In the 1950s and 60s, many farmers here had from a few hundred to several thousand laying hens for egg production, or raised “broilers,” for meat. In 1951, The Mountaineer did a series of articles, describing each community’s homes and farmers. Three chicken farms in the East Pigeon community together housed or produced for sale about 10,000 laying hens a year, while at least 15 other farms in the community produced enough chickens or eggs to sell commercially.

Several other communities had commercial broiler or egg laying operations, including Ratcliffe Cove, Saunook, Cruso and Center Pigeon, where the West farm sold about 15,000 broilers a year. A few farms featured turkey production.

In Francis Cove, Pink Francis (also well known as an apple producer) teamed up with his brother Bob (trained as a mechanical engineer) to raise chickens.
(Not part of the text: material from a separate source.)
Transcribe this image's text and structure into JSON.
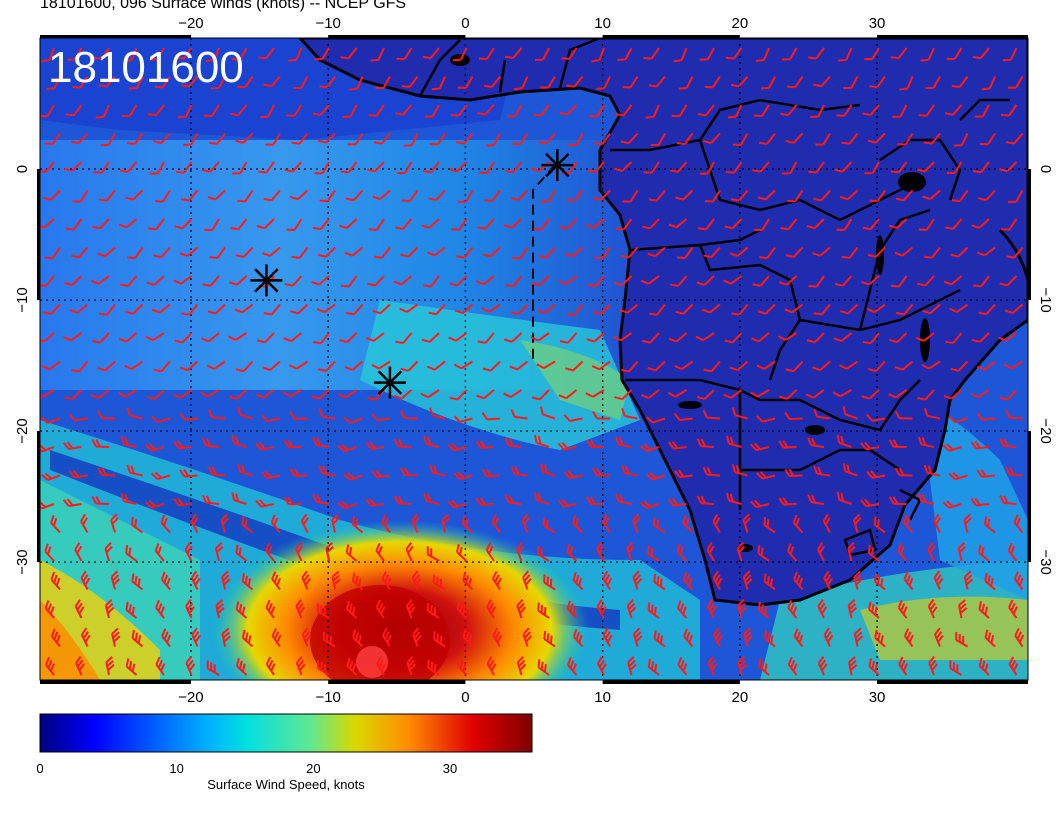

But profits from the poultry business plummeted in the late 1960s.

Farmers in mountain communities could not compete with their large-scale neighbors in the flatlands, and most went out of the business by the early 1970s. Pink and Bob Francis did try one other venture, however, going into turkey production for a brief time before Pink focused full-time on apple production.

As for Francis, he went into another livestock industry. He and his sons became the county’s largest hog producers, with his sons continuing after his death and into the 1990s. A tragic fire and, again, the competition from eastern farms that could operate on such a massive scale, compelled the closure of the hog farm.

In recent months, however, hog production of sorts has returned to Haywood County in its old style – that of folks wanting to do for themselves by buying live hogs and slaughtering them at home.

The beef industry may also be experiencing a similar transition as part of a national “farm to table” movement. As consumers express increasing interest in knowing the source of their foods and seeking healthier alternatives, a grass-fed beef industry is growing in Western North Carolina.

So perhaps history will cycle through once again as people want their meat to come from sources closer to home. There may be some future in small livestock farms – this time with a few llamas and shaggy dogs thrown in for extra protection.